To that end Knust sides with Jezebel (16-17), holds that the Song of Songs celebrates sex outside of marriage (23, 32), suggests that Ruth and Boaz had sex on the threshing floor (36, 39), believes that David had a homosexual relationship with Jonathan (42), notes that the “Bible offers no viable solution to our marriage dilemmas” i.e. same sex marriage (48, 56), proposes that the Israelites spies of Joshua’s time, were derelict in their duties and instead of spying out the land; spied out a house of ill-repute and slept with Rahab (134-36), and states that the sin of Sodom was not that the men of the city wanted to rape the men who visited Lot, but the sin was actually that the men of Sodom wanted to rape angels (162). Concerning this same pericope, she writes, “the notion that the story of Sodom involves a moral judgment against homosexuality is not the least bit obvious” (164). She further believes that “ancient Israelites had no hope of eternal life” (188) and “the descendants of Abraham believed that they would live on though their progeny alone” (189).

Knust concludes that “the Bible is often divided against itself” and “it is up to the readers to decide what a biblically informed and faithful sexual morality might look like” (245).

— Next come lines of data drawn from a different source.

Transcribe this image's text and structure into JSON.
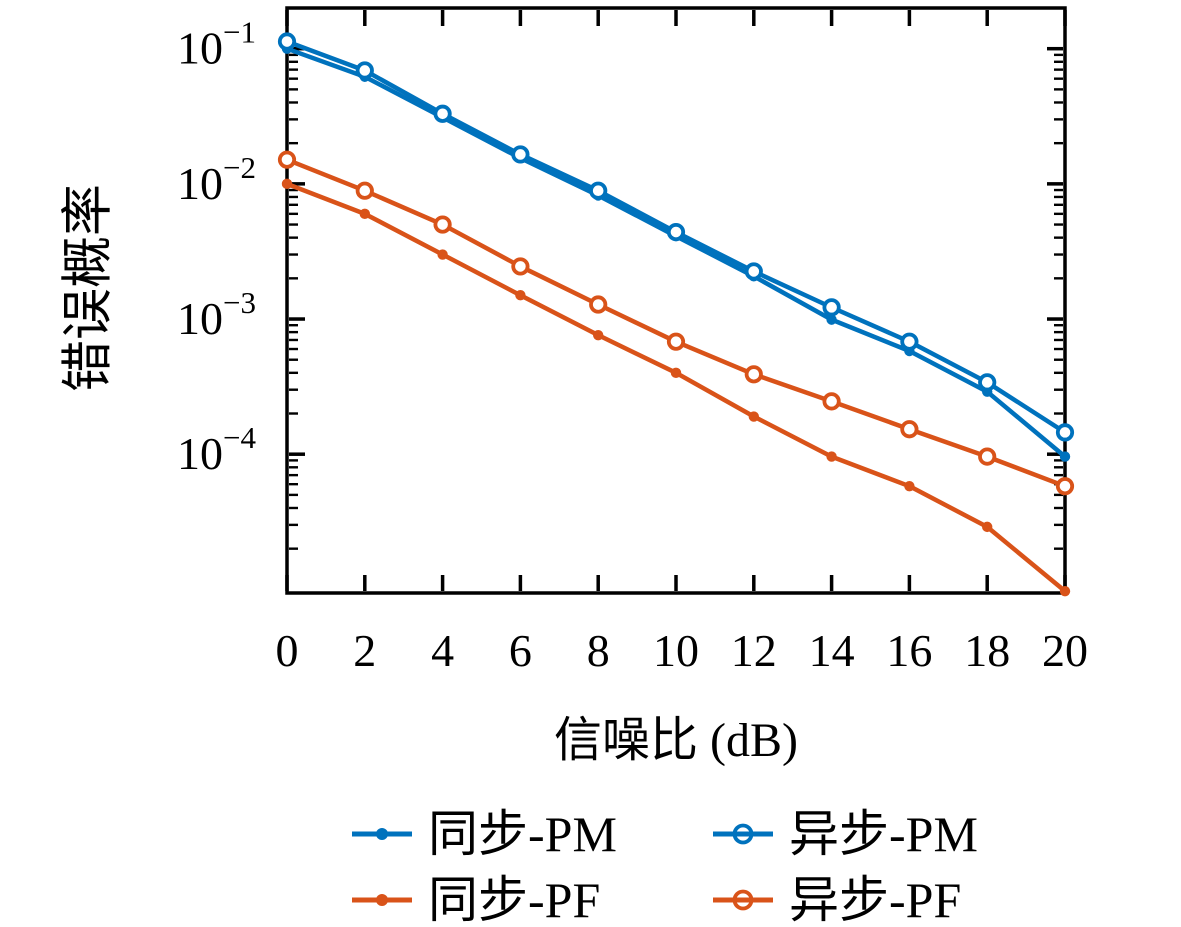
{
  "figure_title": "",
  "colors": {
    "series_blue": "#0072bd",
    "series_orange": "#d95319",
    "axis": "#000000",
    "background": "#ffffff"
  },
  "chart_data": {
    "type": "line",
    "title": "",
    "xlabel": "信噪比 (dB)",
    "ylabel": "错误概率",
    "xlim": [
      0,
      20
    ],
    "ylim": [
      9.4e-06,
      0.2
    ],
    "yscale": "log",
    "grid": false,
    "box": true,
    "xticks": [
      0,
      2,
      4,
      6,
      8,
      10,
      12,
      14,
      16,
      18,
      20
    ],
    "ytick_exponents": [
      -1,
      -2,
      -3,
      -4
    ],
    "legend_position": "below-two-columns",
    "x": [
      0,
      2,
      4,
      6,
      8,
      10,
      12,
      14,
      16,
      18,
      20
    ],
    "series": [
      {
        "name": "同步-PM",
        "color": "#0072bd",
        "marker": "dot",
        "values": [
          0.1,
          0.062,
          0.031,
          0.0155,
          0.0082,
          0.0041,
          0.00207,
          0.00099,
          0.00058,
          0.00029,
          9.6e-05
        ]
      },
      {
        "name": "异步-PM",
        "color": "#0072bd",
        "marker": "open-circle",
        "values": [
          0.113,
          0.069,
          0.033,
          0.0165,
          0.0089,
          0.0044,
          0.00225,
          0.00122,
          0.00068,
          0.00034,
          0.000145
        ]
      },
      {
        "name": "同步-PF",
        "color": "#d95319",
        "marker": "dot",
        "values": [
          0.01,
          0.006,
          0.003,
          0.0015,
          0.00076,
          0.0004,
          0.00019,
          9.6e-05,
          5.8e-05,
          2.9e-05,
          9.7e-06
        ]
      },
      {
        "name": "异步-PF",
        "color": "#d95319",
        "marker": "open-circle",
        "values": [
          0.0151,
          0.0089,
          0.005,
          0.00245,
          0.00128,
          0.00068,
          0.00039,
          0.000246,
          0.000153,
          9.6e-05,
          5.8e-05
        ]
      }
    ]
  }
}
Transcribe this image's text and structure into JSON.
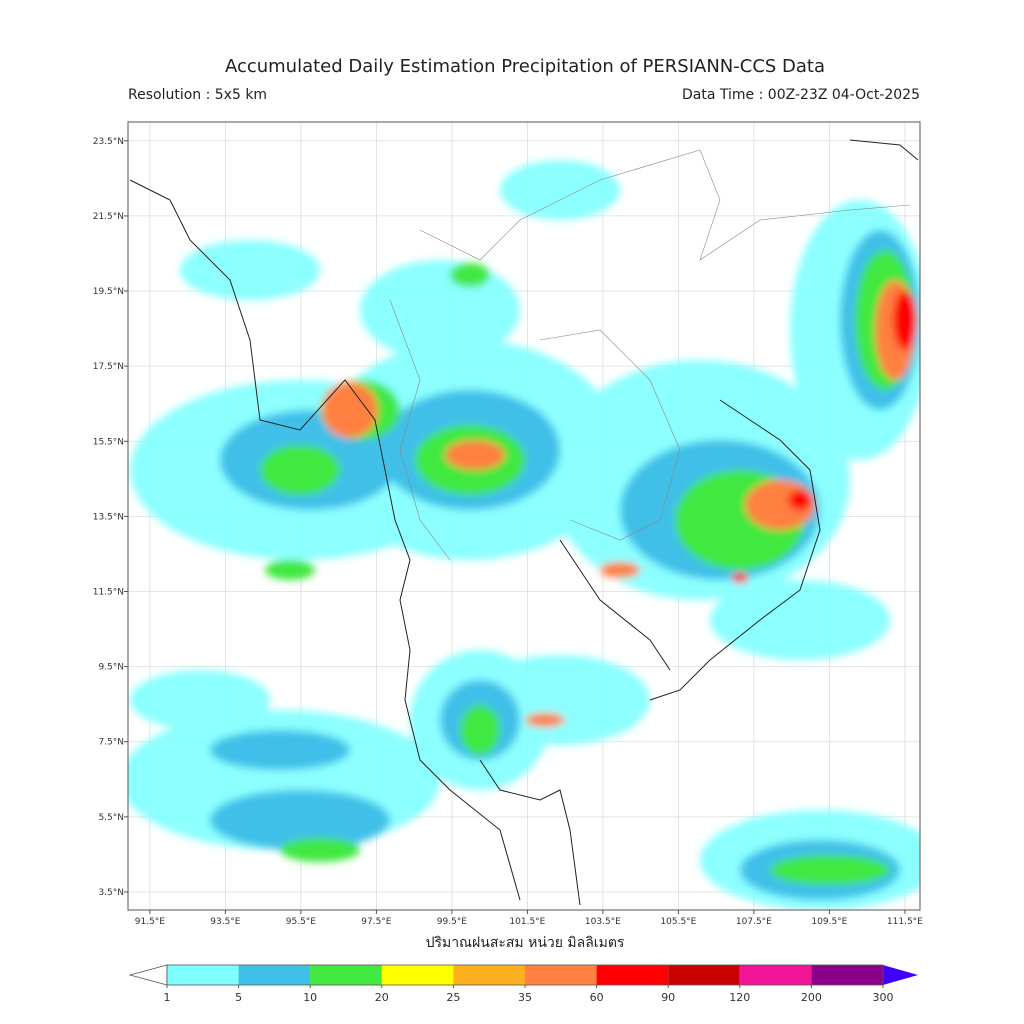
{
  "map": {
    "title": "Accumulated Daily Estimation Precipitation of PERSIANN-CCS Data",
    "subtitle_left": "Resolution : 5x5 km",
    "subtitle_right": "Data Time : 00Z-23Z 04-Oct-2025",
    "xlabel": "ปริมาณฝนสะสม หน่วย มิลลิเมตร",
    "xlim": [
      90.92,
      111.9
    ],
    "ylim": [
      3.02,
      24.0
    ],
    "grid": true,
    "xticks": [
      {
        "value": 91.5,
        "label": "91.5°E"
      },
      {
        "value": 93.5,
        "label": "93.5°E"
      },
      {
        "value": 95.5,
        "label": "95.5°E"
      },
      {
        "value": 97.5,
        "label": "97.5°E"
      },
      {
        "value": 99.5,
        "label": "99.5°E"
      },
      {
        "value": 101.5,
        "label": "101.5°E"
      },
      {
        "value": 103.5,
        "label": "103.5°E"
      },
      {
        "value": 105.5,
        "label": "105.5°E"
      },
      {
        "value": 107.5,
        "label": "107.5°E"
      },
      {
        "value": 109.5,
        "label": "109.5°E"
      },
      {
        "value": 111.5,
        "label": "111.5°E"
      }
    ],
    "yticks": [
      {
        "value": 3.5,
        "label": "3.5°N"
      },
      {
        "value": 5.5,
        "label": "5.5°N"
      },
      {
        "value": 7.5,
        "label": "7.5°N"
      },
      {
        "value": 9.5,
        "label": "9.5°N"
      },
      {
        "value": 11.5,
        "label": "11.5°N"
      },
      {
        "value": 13.5,
        "label": "13.5°N"
      },
      {
        "value": 15.5,
        "label": "15.5°N"
      },
      {
        "value": 17.5,
        "label": "17.5°N"
      },
      {
        "value": 19.5,
        "label": "19.5°N"
      },
      {
        "value": 21.5,
        "label": "21.5°N"
      },
      {
        "value": 23.5,
        "label": "23.5°N"
      }
    ],
    "colorbar": {
      "bounds": [
        1,
        5,
        10,
        20,
        25,
        35,
        60,
        90,
        120,
        200,
        300
      ],
      "colors": [
        "#80ffff",
        "#3fc0e8",
        "#40e840",
        "#ffff00",
        "#ffb020",
        "#ff8040",
        "#ff0000",
        "#c80000",
        "#f01496",
        "#8b008b"
      ],
      "under_color": "#ffffff",
      "over_color": "#4000ff"
    }
  }
}
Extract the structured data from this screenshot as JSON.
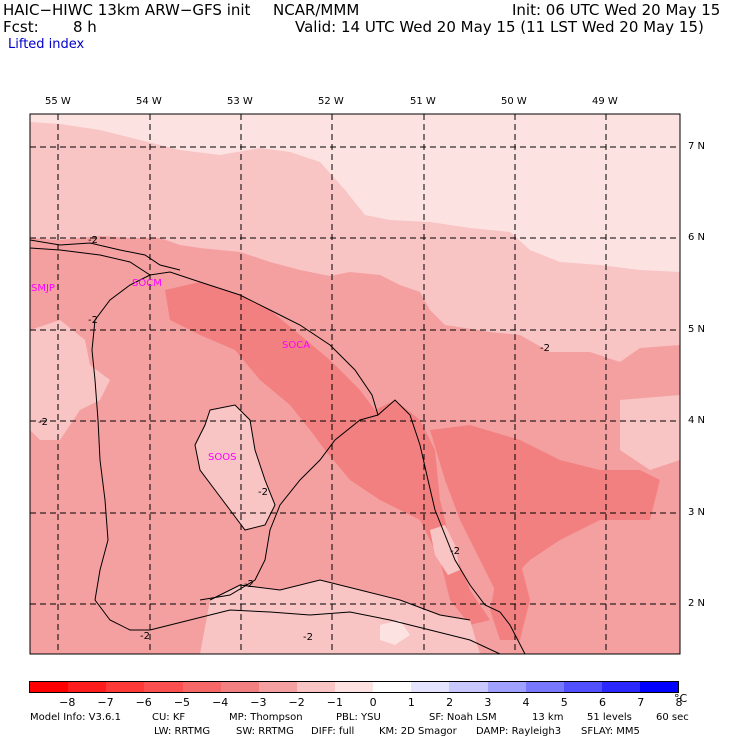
{
  "header": {
    "title_left": "HAIC−HIWC 13km ARW−GFS init",
    "center_org": "NCAR/MMM",
    "init": "Init: 06 UTC Wed 20 May 15",
    "fcst_label": "Fcst:",
    "fcst_value": "8 h",
    "valid": "Valid: 14 UTC Wed 20 May 15 (11 LST Wed 20 May 15)",
    "field": "Lifted index"
  },
  "map": {
    "lon_labels": [
      "55 W",
      "54 W",
      "53 W",
      "52 W",
      "51 W",
      "50 W",
      "49 W"
    ],
    "lat_labels": [
      "7 N",
      "6 N",
      "5 N",
      "4 N",
      "3 N",
      "2 N"
    ],
    "stations": [
      "SMJP",
      "SOCM",
      "SOCA",
      "SOOS"
    ],
    "contour_label": "-2",
    "colors": {
      "shade_darkest": "#f28080",
      "shade_mid": "#f5a0a0",
      "shade_light": "#f8c4c4",
      "shade_lightest": "#fde2e2",
      "grid": "#000000",
      "station": "#ff00ff"
    }
  },
  "colorbar": {
    "labels": [
      "−8",
      "−7",
      "−6",
      "−5",
      "−4",
      "−3",
      "−2",
      "−1",
      "0",
      "1",
      "2",
      "3",
      "4",
      "5",
      "6",
      "7",
      "8"
    ],
    "unit": "°C",
    "colors": [
      "#ff0000",
      "#ff1c1c",
      "#ff3838",
      "#fc5050",
      "#f66868",
      "#f28080",
      "#f5a0a0",
      "#f8c4c4",
      "#fde2e2",
      "#ffffff",
      "#e4e4ff",
      "#c8c8ff",
      "#a0a0ff",
      "#7878ff",
      "#5050ff",
      "#2828ff",
      "#0000ff"
    ]
  },
  "footer": {
    "line1": [
      "Model Info: V3.6.1",
      "CU: KF",
      "MP: Thompson",
      "PBL: YSU",
      "SF: Noah LSM",
      "13 km",
      "51 levels",
      "60 sec"
    ],
    "line2": [
      "LW: RRTMG",
      "SW: RRTMG",
      "DIFF: full",
      "KM: 2D Smagor",
      "DAMP: Rayleigh3",
      "SFLAY: MM5"
    ]
  }
}
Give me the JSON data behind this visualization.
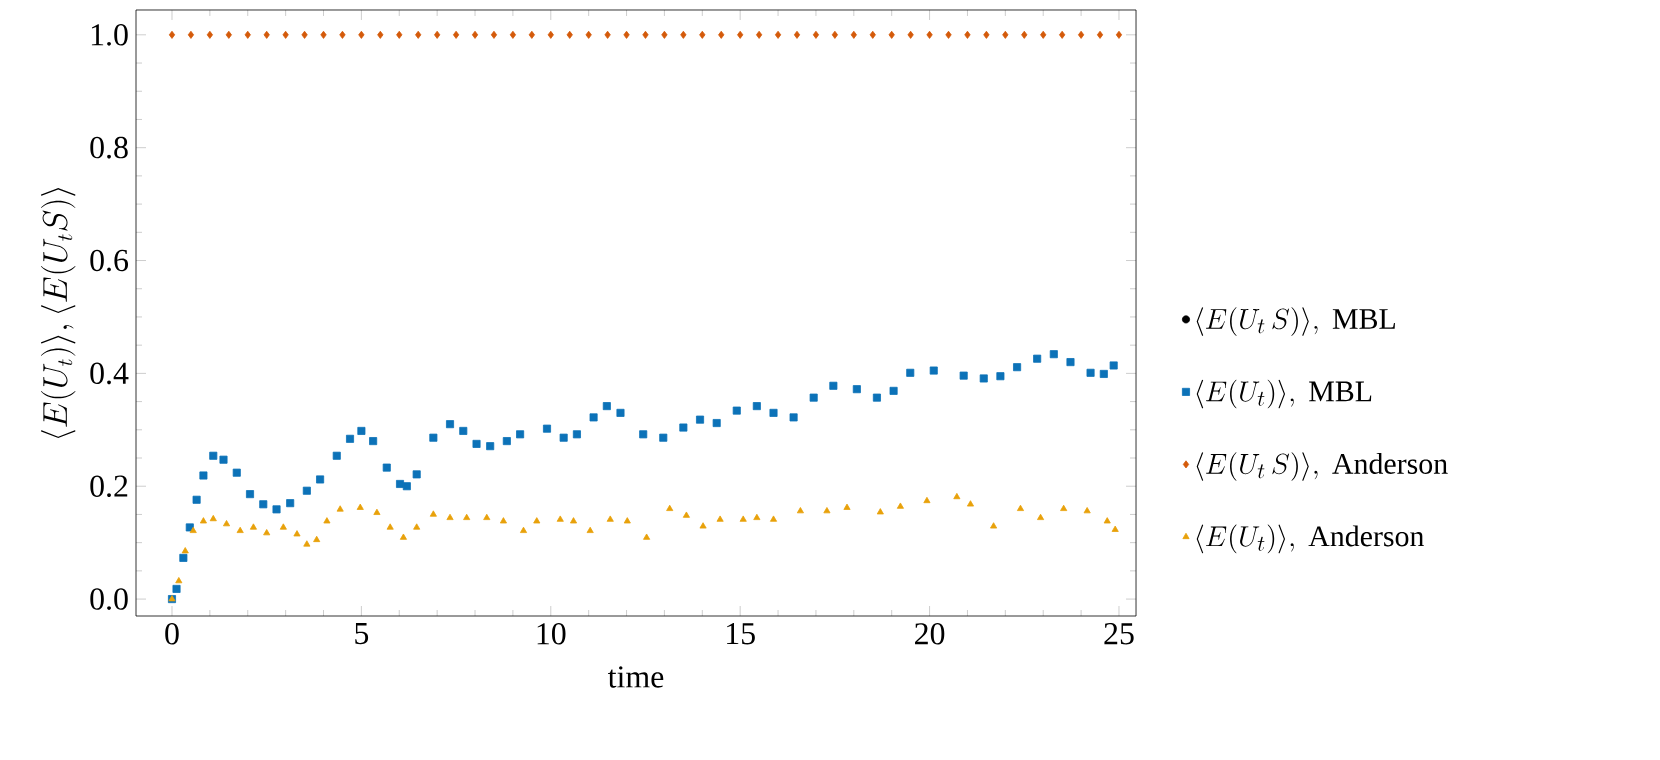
{
  "chart_data": {
    "type": "scatter",
    "xlabel": "time",
    "ylabel": "\\langle E(U_t)\\rangle, \\langle E(U_tS)\\rangle",
    "xlim": [
      -0.95,
      25.45
    ],
    "ylim": [
      -0.03,
      1.044
    ],
    "xticks": [
      0,
      5,
      10,
      15,
      20,
      25
    ],
    "yticks": [
      {
        "value": 0,
        "label": "0.0"
      },
      {
        "value": 0.2,
        "label": "0.2"
      },
      {
        "value": 0.4,
        "label": "0.4"
      },
      {
        "value": 0.6,
        "label": "0.6"
      },
      {
        "value": 0.8,
        "label": "0.8"
      },
      {
        "value": 1,
        "label": "1.0"
      }
    ],
    "legend": "right",
    "series": [
      {
        "name": "\\langle E(U_t\\,S)\\rangle,\\ \\mathrm{MBL}",
        "color": "#000000",
        "marker": "circle",
        "values": [
          null
        ]
      },
      {
        "name": "\\langle E(U_t)\\rangle,\\ \\mathrm{MBL}",
        "color": "#0c72b8",
        "marker": "square",
        "x": [
          0,
          0.12,
          0.3,
          0.47,
          0.65,
          0.83,
          1.09,
          1.36,
          1.71,
          2.06,
          2.41,
          2.76,
          3.12,
          3.56,
          3.91,
          4.35,
          4.7,
          5.0,
          5.31,
          5.67,
          6.02,
          6.2,
          6.46,
          6.9,
          7.34,
          7.69,
          8.04,
          8.4,
          8.84,
          9.19,
          9.9,
          10.34,
          10.69,
          11.13,
          11.48,
          11.84,
          12.44,
          12.97,
          13.5,
          13.94,
          14.38,
          14.91,
          15.44,
          15.88,
          16.41,
          16.94,
          17.46,
          18.08,
          18.61,
          19.05,
          19.49,
          20.11,
          20.9,
          21.43,
          21.87,
          22.31,
          22.84,
          23.28,
          23.72,
          24.25,
          24.6,
          24.86
        ],
        "values": [
          0,
          0.018,
          0.073,
          0.127,
          0.176,
          0.219,
          0.254,
          0.247,
          0.224,
          0.186,
          0.168,
          0.159,
          0.17,
          0.192,
          0.212,
          0.254,
          0.284,
          0.298,
          0.28,
          0.233,
          0.204,
          0.2,
          0.221,
          0.286,
          0.31,
          0.298,
          0.275,
          0.271,
          0.28,
          0.292,
          0.302,
          0.286,
          0.292,
          0.322,
          0.342,
          0.33,
          0.292,
          0.286,
          0.304,
          0.318,
          0.312,
          0.334,
          0.342,
          0.33,
          0.322,
          0.357,
          0.378,
          0.372,
          0.357,
          0.369,
          0.401,
          0.405,
          0.396,
          0.391,
          0.395,
          0.411,
          0.426,
          0.434,
          0.42,
          0.401,
          0.399,
          0.414
        ]
      },
      {
        "name": "\\langle E(U_t\\,S)\\rangle,\\ \\mathrm{Anderson}",
        "color": "#d45a0a",
        "marker": "diamond",
        "x": [
          0,
          0.5,
          1,
          1.5,
          2,
          2.5,
          3,
          3.5,
          4,
          4.5,
          5,
          5.5,
          6,
          6.5,
          7,
          7.5,
          8,
          8.5,
          9,
          9.5,
          10,
          10.5,
          11,
          11.5,
          12,
          12.5,
          13,
          13.5,
          14,
          14.5,
          15,
          15.5,
          16,
          16.5,
          17,
          17.5,
          18,
          18.5,
          19,
          19.5,
          20,
          20.5,
          21,
          21.5,
          22,
          22.5,
          23,
          23.5,
          24,
          24.5,
          25
        ],
        "values": [
          1,
          1,
          1,
          1,
          1,
          1,
          1,
          1,
          1,
          1,
          1,
          1,
          1,
          1,
          1,
          1,
          1,
          1,
          1,
          1,
          1,
          1,
          1,
          1,
          1,
          1,
          1,
          1,
          1,
          1,
          1,
          1,
          1,
          1,
          1,
          1,
          1,
          1,
          1,
          1,
          1,
          1,
          1,
          1,
          1,
          1,
          1,
          1,
          1,
          1,
          1
        ]
      },
      {
        "name": "\\langle E(U_t)\\rangle,\\ \\mathrm{Anderson}",
        "color": "#e8a10a",
        "marker": "triangle",
        "x": [
          0,
          0.18,
          0.35,
          0.56,
          0.83,
          1.09,
          1.44,
          1.8,
          2.15,
          2.5,
          2.94,
          3.3,
          3.56,
          3.82,
          4.09,
          4.44,
          4.97,
          5.41,
          5.76,
          6.11,
          6.46,
          6.9,
          7.34,
          7.78,
          8.31,
          8.75,
          9.28,
          9.63,
          10.25,
          10.6,
          11.04,
          11.57,
          12.02,
          12.53,
          13.14,
          13.58,
          14.02,
          14.47,
          15.08,
          15.44,
          15.88,
          16.59,
          17.29,
          17.82,
          18.7,
          19.23,
          19.93,
          20.72,
          21.08,
          21.69,
          22.4,
          22.93,
          23.54,
          24.16,
          24.69,
          24.9
        ],
        "values": [
          0,
          0.032,
          0.085,
          0.121,
          0.138,
          0.142,
          0.133,
          0.121,
          0.127,
          0.117,
          0.127,
          0.115,
          0.097,
          0.105,
          0.138,
          0.159,
          0.162,
          0.153,
          0.127,
          0.109,
          0.127,
          0.15,
          0.144,
          0.144,
          0.144,
          0.138,
          0.121,
          0.138,
          0.141,
          0.138,
          0.121,
          0.141,
          0.138,
          0.109,
          0.16,
          0.148,
          0.129,
          0.141,
          0.141,
          0.144,
          0.141,
          0.156,
          0.156,
          0.162,
          0.154,
          0.164,
          0.174,
          0.181,
          0.168,
          0.129,
          0.16,
          0.144,
          0.16,
          0.156,
          0.138,
          0.123
        ]
      }
    ]
  }
}
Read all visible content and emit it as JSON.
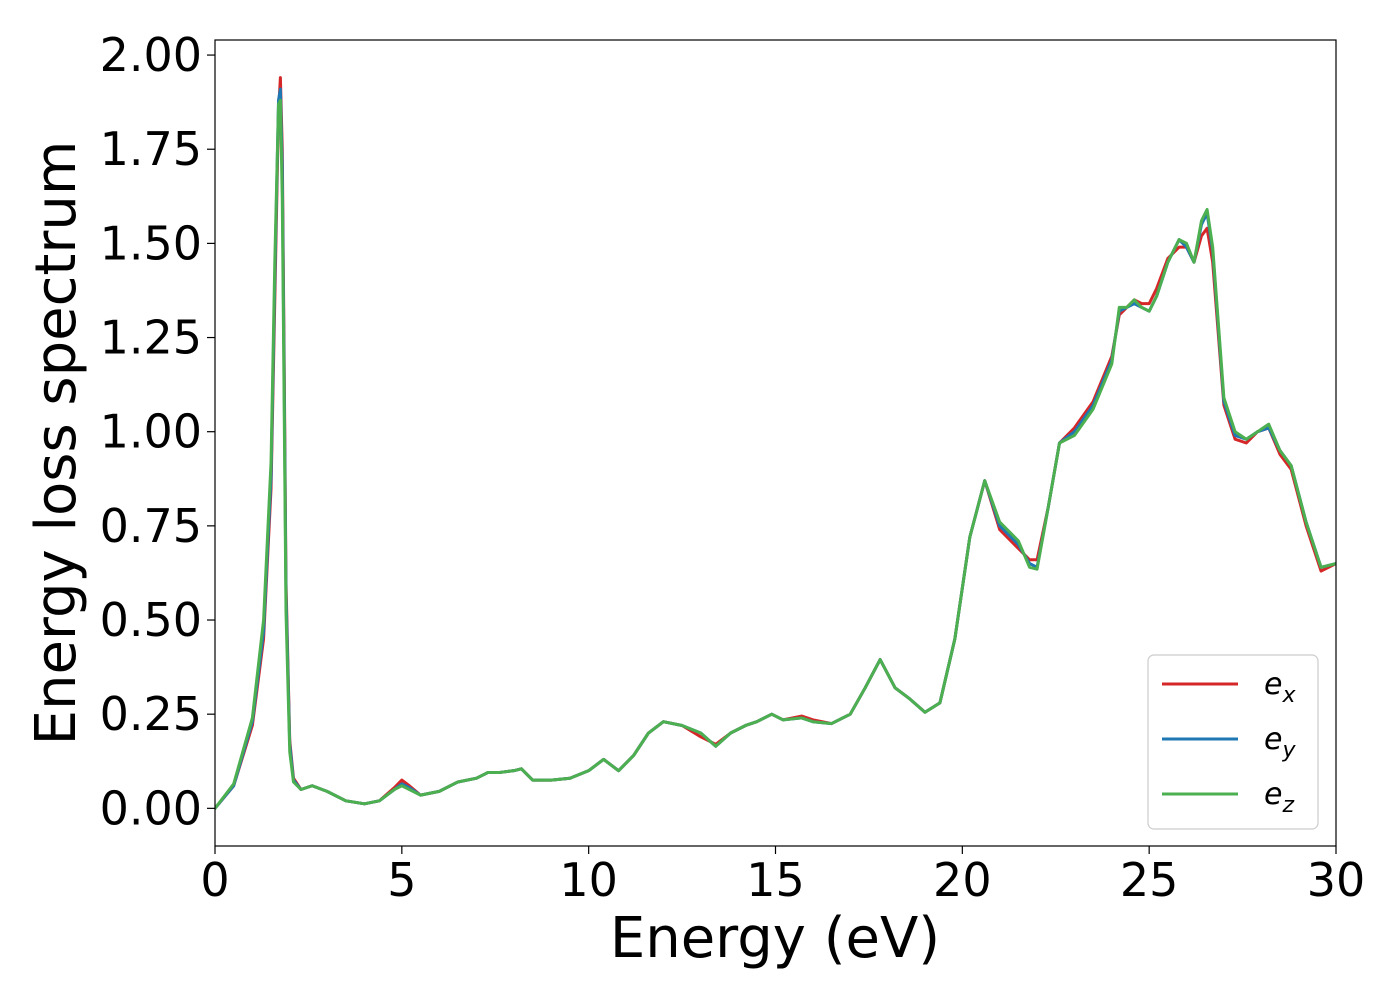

If the reader is left to determine for him or herself what is a  “faithful sexual morality,” and the Bible cannot be trust to be an objective standard for sexual ethics, it would seem that we are on our own and everyone is left to determine “what is right in their own eyes.”   One wonders if Knust would see the parallel between her conclusion and the last chapters of the book of Judges; or would she simply write off Judges 21:25 as another contradiction.